To remind you, in their game against Slovakia Italy had a fine goal disallowed {from the Guardian “Fabio Quagliarella was unlucky when his shot was cleared off the line – if not from behind it – by Skrtel,” and ” Italy thought they had the goal they needed to progress two minutes later, only for Quagliarella to be ruled offside by a matter of centimetres,” (in fact TV coverage showed he wasonside}.

You know that my self-imposed remit is to write about football in a way that makes folk feel motivated and uplifted, but quite frankly it’s wearing thin when a man is rewarded for being highly imperfect.

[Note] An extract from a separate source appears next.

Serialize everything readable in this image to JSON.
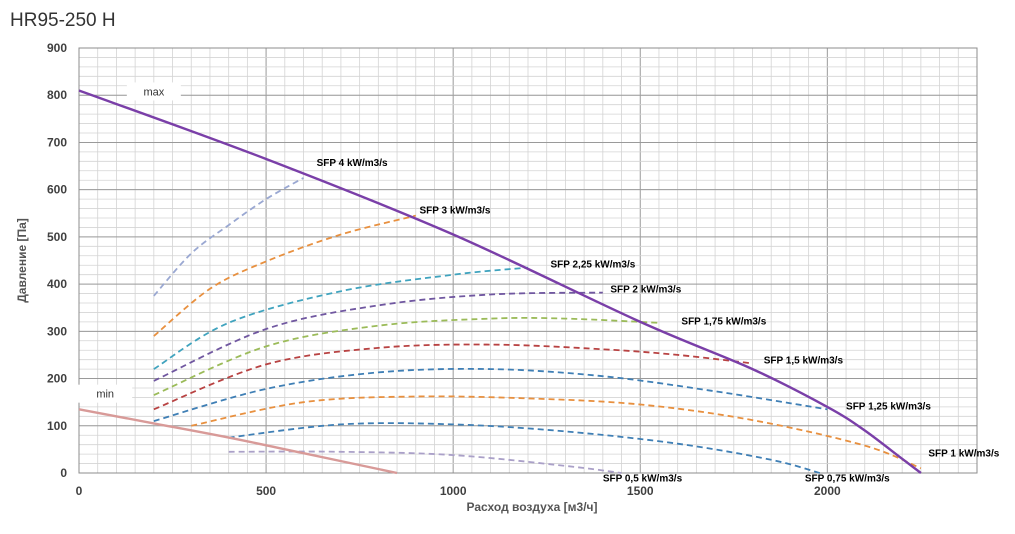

England, France, Portugal and Greece were all mediocre and got insulted for being so. Why does a referee get rewarded for the same?

Or is it an advance consolation for the possibe fact that England (the country) won’t get to host 2018 after all.

I hope not, my blogs ought to be 4D holograms by then.

That’s all.

When 3 is better than 2

I don’t really get Formula 1. However, I was interested to hear earlier today (on BBC Radio 5 Live) that Fernando Alonso, who will start the British GP in 3rd position, is better there than in second place.

It strikes me that the German football team, who won the 3rd place play-off are happier than tomorrow’s losers will be. Although this was a ‘losers’ final, it still meant that the German public and players have finished on a positive high.

Think about it.

World Cup Haiku

Victory is strong

Defeat burns even deeper

Winning feeds the soul

The contest was interesting for many reasons, but perhaps what is most worth looking at are the 31 teams that failed. Some went out with honour (Ghana, Germany, Uruguay, Paraguay). Others came home ashamed (France, England, Brazil, France, Italy, Greece, France, Portugal and finally; France).

There are lessons to be learned from failure, oh, but before that. HOWARD WEBB. Don’t ignore the Dutch comments because their team played badly. Don’t think he was good because he’s British. He was as poor as I suggested he would be. He will be bad in the Premier League AGAIN in 2010-2011. This is a prediction, bet on it!!!